The Frontier

As District Judge Rebecca Nightingale read her order ruling in favor of the grassroots organization seeking a grand jury investigation of the Tulsa County Sheriff’s Office, the group’s attorney sat nearby with her stomach in knots.

“It kept sounding good, it kept sounding in our favor,” said Laurie Phillips, the attorney for We The People Oklahoma. “But I was waiting for her to say: ‘But…'”

The “but” never came. Nightingale ended the 6-hour hearing on Tuesday by ordering a grand jury to be convened on July 20.

Marq Lewis, left, and Laurie Phillips, right, celebrate following Tuesday's hearing. DYLAN GOFORTH/ The Frontier

Marq Lewis, left, and Laurie Phillips, right, celebrate following Tuesday’s hearing. DYLAN GOFORTH/ The Frontier

Tuesday’s hearing wrapped up nearly two months of efforts by Marq Lewis, the organizer of We The People Oklahoma, and his volunteers. The group began collecting signatures in May, a little more than a month after reserve Tulsa County deputy Robert Bates shot and killed Eric Harris during a botched undercover sting.
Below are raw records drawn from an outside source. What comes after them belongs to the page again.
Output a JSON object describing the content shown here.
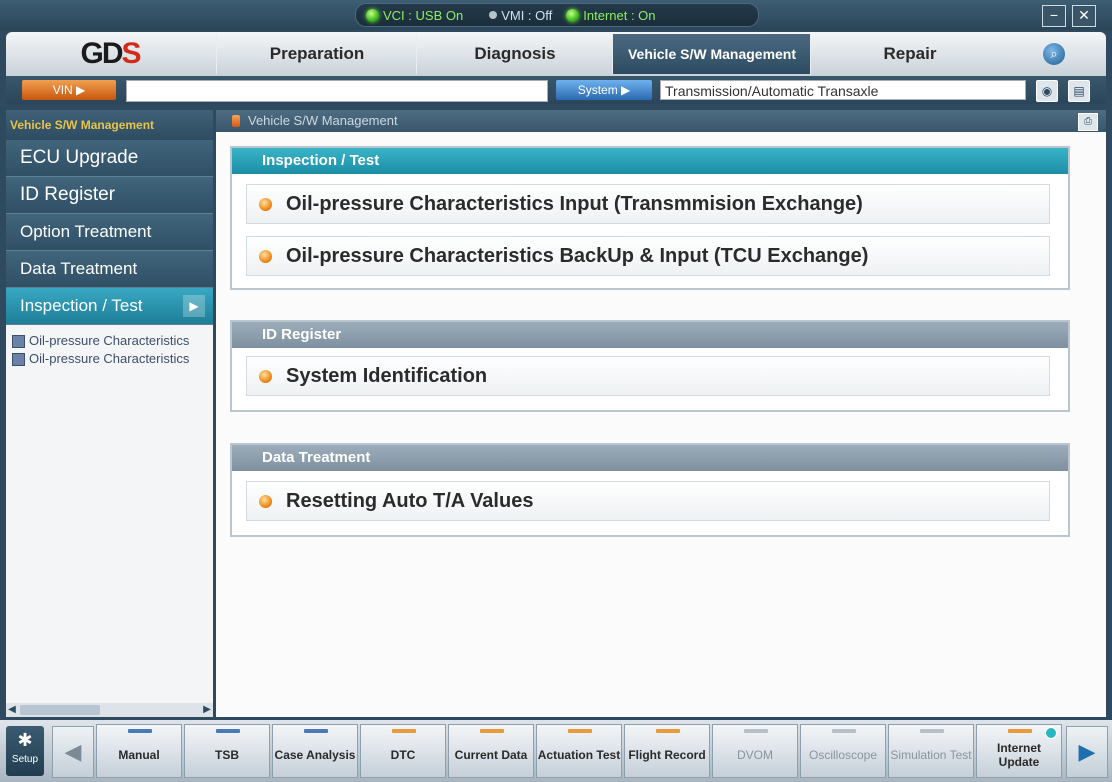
{
  "status": {
    "vci": "VCI : USB On",
    "vmi": "VMI : Off",
    "internet": "Internet : On"
  },
  "window": {
    "minimize": "−",
    "close": "✕"
  },
  "logo": {
    "part1": "GD",
    "part2": "S"
  },
  "menu": {
    "tabs": [
      {
        "label": "Preparation"
      },
      {
        "label": "Diagnosis"
      },
      {
        "label": "Vehicle S/W Management"
      },
      {
        "label": "Repair"
      }
    ],
    "search_icon": "🔍"
  },
  "address": {
    "vin_label": "VIN  ▶",
    "vin_value": "",
    "system_label": "System  ▶",
    "system_value": "Transmission/Automatic Transaxle"
  },
  "sidebar": {
    "header": "Vehicle S/W Management",
    "items": [
      {
        "label": "ECU Upgrade"
      },
      {
        "label": "ID Register"
      },
      {
        "label": "Option Treatment"
      },
      {
        "label": "Data Treatment"
      },
      {
        "label": "Inspection / Test"
      }
    ],
    "subitems": [
      {
        "label": "Oil-pressure  Characteristics"
      },
      {
        "label": "Oil-pressure  Characteristics"
      }
    ]
  },
  "content": {
    "header": "Vehicle S/W Management",
    "panels": [
      {
        "title": "Inspection / Test",
        "items": [
          "Oil-pressure Characteristics Input (Transmmision Exchange)",
          "Oil-pressure Characteristics BackUp & Input (TCU Exchange)"
        ]
      },
      {
        "title": "ID Register",
        "items": [
          "System Identification"
        ]
      },
      {
        "title": "Data Treatment",
        "items": [
          "Resetting Auto T/A Values"
        ]
      }
    ]
  },
  "toolbar": {
    "setup": "Setup",
    "tools": [
      {
        "label": "Manual"
      },
      {
        "label": "TSB"
      },
      {
        "label": "Case Analysis"
      },
      {
        "label": "DTC"
      },
      {
        "label": "Current Data"
      },
      {
        "label": "Actuation Test"
      },
      {
        "label": "Flight Record"
      },
      {
        "label": "DVOM"
      },
      {
        "label": "Oscilloscope"
      },
      {
        "label": "Simulation Test"
      },
      {
        "label": "Internet Update"
      }
    ]
  },
  "colors": {
    "accent": "#1f8ea6",
    "active_tab": "#2d4b60",
    "status_green": "#3cb81c"
  }
}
Harris, according to the Tulsa County Sheriff’s Office, had been selling guns and drugs to undercover officers. Bates said he believed he had pulled out his Taser when he shot Harris once under the right arm, killing him.

The fallout from that incident has been severe. Several high-ranking deputies have been forced out or fired by Sheriff Stanley Glanz, who has come under fire himself for alleged mismanagement of TCSO. Bates, Glanz has previously said, is a decades-long friend and vacation and fishing buddy who donated money to the sheriff, ran Glanz’s re-election campaign and donated tens of thousands of dollars of equipment to the Sheriff’s Office.

It’s unclear whether Tuesday’s order to convene a grand jury will end the legal maneuvering surrounding We The People Oklahoma’s petition efforts. Attorneys for the Sheriff’s Office left the courthouse without speaking to the media. Glanz issued a statement via email Tuesday evening, saying his legal team is reviewing the judge’s decision.

“As I have stated previously, I am neither afraid nor hesitant to have the petitioners grievances brought before a legally empaneled grand jury or directly to me,” Glanz said in the email. “I have never denied the petitioners their access to me to listen to their grievances regarding how our office can improve its performance. That door has always remained open and still is. It doesn’t take a grand jury to open it.”

Tulsa County District Attorney Steve Kunzweiler has asked the state Attorney General to appoint another prosecutor to coordinate the Grand Jury investigation into the Tulsa County Sheriff’s Office.

“In keeping with my office’s duty and responsibility to protect the integrity of the investigative process it is incumbent to avoid the appearance of any conflict,” Kunzweiler said.

The Sheriff’s Office has fought back since petition efforts began to impanel a grand jury. In May, it threatened to sue the petitioners if the allegations made in their grand jury petition were false. It later claimed that hot dogs given out at different signature gathering spots were “inducements” that may have invalidated the process.

Following the delivery of more than 6,600 authenticated signatures of registered Tulsa County voters seeking the investigation (the group needed 5,000), the Sheriff’s Office filed a motion claiming those signatures had been collected illegally.

At Tuesday’s hearing, John Carwile, the attorney hired by TCSO to represent Glanz, argued that the signatures should be legally invalidated for two reasons: The first was that the pages that the signatures were collected on were physically disconnected from the 33-page petition judge Nightingale had approved in May.

The second objection was that the signature form itself, which stated “Tulsa County Grand Jury Petition” at the top of the page, was masquerading as the actual petition in which specific allegations against Glanz had been made.

State statutes, Carwile argued, are clear in that while We The People Oklahoma may have made a “good-faith” effort to stick to the rules, that effort, legally speaking, wasn’t enough.

Nightingale ruled against those claims, saying that sticking to a “strict” interpretation of those statutes would be favoring “form over substance.”

“This is a win for the community,” Lewis said after the hearing. “This is a win for the citizens.”

Lewis said that had the ruling gone against his group, he didn’t know if he would have been able to rally enough support to try again.

“It takes a lot to motivate people and to get people encouraged and to believe in the system,” he said. “I’m just glad that it worked for us today and we don’t have to think about that.”

He also said he didn’t know what would be next for his organization.

“We have to breathe first,” he said. “Right now we just want to celebrate.”